Demissões reforçam alerta
A nova manifestação ocorre após os recentes anúncios da Gerdau, que confirmou aproximadamente 1,5 mil demissões no país, além da redução de investimentos e da possibilidade de novos cortes.
Na avaliação do prefeito, os acontecimentos demonstram que os riscos apontados anteriormente deixaram de representar apenas uma preocupação futura e começam a produzir consequências concretas.
“Não estamos falando de uma possibilidade distante. As demissões estão acontecendo. Quando uma grande siderúrgica reduz produção ou investimentos, o impacto não fica dentro dos portões da fábrica. Chega aos fornecedores, aos prestadores de serviço, ao comércio, à arrecadação dos municípios e, principalmente, às famílias dos trabalhadores”, ressaltou Neto.
Pressão também acontece dentro do Brasil
Na correspondência enviada à Presidência, a prefeitura destaca especialmente a necessidade de fortalecer os instrumentos de defesa comercial diante do crescimento das importações de aço.
Para Neto, proteger a indústria brasileira exige tanto atuação diplomática para enfrentar as barreiras impostas ao produto nacional no exterior quanto medidas capazes de assegurar condições equilibradas de concorrência no mercado interno.

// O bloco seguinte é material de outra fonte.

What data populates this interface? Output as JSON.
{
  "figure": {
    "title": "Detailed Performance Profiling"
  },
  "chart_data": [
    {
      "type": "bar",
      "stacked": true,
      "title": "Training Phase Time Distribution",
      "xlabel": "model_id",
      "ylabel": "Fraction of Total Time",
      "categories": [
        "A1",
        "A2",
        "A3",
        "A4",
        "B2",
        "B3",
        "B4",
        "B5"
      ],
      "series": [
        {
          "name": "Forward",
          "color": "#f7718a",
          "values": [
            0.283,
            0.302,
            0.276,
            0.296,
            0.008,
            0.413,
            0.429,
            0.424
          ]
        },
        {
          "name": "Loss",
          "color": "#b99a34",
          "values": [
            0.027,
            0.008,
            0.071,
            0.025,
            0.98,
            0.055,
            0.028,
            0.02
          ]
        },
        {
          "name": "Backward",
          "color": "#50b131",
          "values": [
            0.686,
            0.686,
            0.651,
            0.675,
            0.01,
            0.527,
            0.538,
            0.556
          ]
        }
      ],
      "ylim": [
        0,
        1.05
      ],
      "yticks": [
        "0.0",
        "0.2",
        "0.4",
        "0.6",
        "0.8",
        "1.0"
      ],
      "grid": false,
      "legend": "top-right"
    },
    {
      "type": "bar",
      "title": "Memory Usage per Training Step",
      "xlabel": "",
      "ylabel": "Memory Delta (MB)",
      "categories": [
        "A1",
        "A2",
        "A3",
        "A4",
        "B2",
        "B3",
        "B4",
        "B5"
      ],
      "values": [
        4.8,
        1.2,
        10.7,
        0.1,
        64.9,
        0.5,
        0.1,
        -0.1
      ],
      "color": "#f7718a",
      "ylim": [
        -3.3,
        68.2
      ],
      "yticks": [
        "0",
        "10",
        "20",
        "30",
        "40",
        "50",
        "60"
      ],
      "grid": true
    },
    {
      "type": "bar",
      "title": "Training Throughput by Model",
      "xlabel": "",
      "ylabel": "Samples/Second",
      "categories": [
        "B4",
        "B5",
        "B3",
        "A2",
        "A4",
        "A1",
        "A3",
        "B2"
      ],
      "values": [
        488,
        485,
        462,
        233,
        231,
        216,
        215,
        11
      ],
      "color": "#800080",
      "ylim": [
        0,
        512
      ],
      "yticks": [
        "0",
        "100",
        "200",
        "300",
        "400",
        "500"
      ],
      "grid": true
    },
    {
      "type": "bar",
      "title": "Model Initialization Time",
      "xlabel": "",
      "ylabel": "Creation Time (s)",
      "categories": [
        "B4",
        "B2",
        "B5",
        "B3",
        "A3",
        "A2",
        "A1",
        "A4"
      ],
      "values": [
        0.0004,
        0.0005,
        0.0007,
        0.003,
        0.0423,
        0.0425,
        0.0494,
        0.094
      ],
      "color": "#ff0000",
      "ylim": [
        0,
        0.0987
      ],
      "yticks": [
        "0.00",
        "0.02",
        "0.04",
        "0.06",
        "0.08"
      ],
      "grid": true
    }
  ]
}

“Não adianta lutarmos para abrir mercados para o aço brasileiro lá fora e permitirmos que nossa indústria perca espaço aqui dentro. O Brasil precisa defender suas empresas e seus trabalhadores. Não estamos pedindo privilégios para ninguém. Estamos pedindo condições justas de competição para uma indústria estratégica para o país”, afirmou.
Municípios precisam ser ouvidos
Neto também reforçou que as cidades que possuem forte presença da indústria siderúrgica precisam participar diretamente das discussões conduzidas pelo Governo Federal.
Em Volta Redonda, a CSN representa um dos principais pilares da economia municipal e regional, movimentando uma extensa cadeia de fornecedores, prestadores de serviços e empregos diretos e indiretos.
“Queremos ajudar, mas também queremos ser ouvidos. Os municípios estão na ponta e são os primeiros a sentir os efeitos de uma redução da atividade industrial. Volta Redonda conhece a siderurgia, conhece seus trabalhadores e sabe o tamanho dessa cadeia econômica. Não faz sentido discutir o futuro desse setor sem ouvir as cidades diretamente afetadas”, disse Neto.
Entre as providências solicitadas pela prefeitura estão o fortalecimento dos instrumentos de defesa comercial contra práticas de concorrência desleal; maior agilidade na análise e aplicação de medidas antidumping e salvaguardas, quando cabíveis; intensificação das negociações diplomáticas para reduzir barreiras ao aço brasileiro; desenvolvimento de políticas de preservação dos empregos e da capacidade produtiva; e a criação de um grupo permanente de acompanhamento da siderurgia nacional, com participação dos municípios diretamente afetados.
“É hora de agir”
Neto reforçou que a nova manifestação busca chamar a atenção do Governo Federal para a necessidade de uma resposta coordenada enquanto ainda há condições de preservar empregos, investimentos e capacidade produtiva.
“Já havíamos alertado e continuamos à disposição do Governo Federal. O que esperamos agora é atenção e participação. Precisamos enfrentar tanto as barreiras contra o nosso aço no exterior quanto a concorrência que ameaça a indústria brasileira dentro do nosso próprio mercado. É hora de agir. Defender a siderurgia nacional é defender empregos, famílias, municípios e uma indústria fundamental para o desenvolvimento do Brasil”, concluiu o prefeito.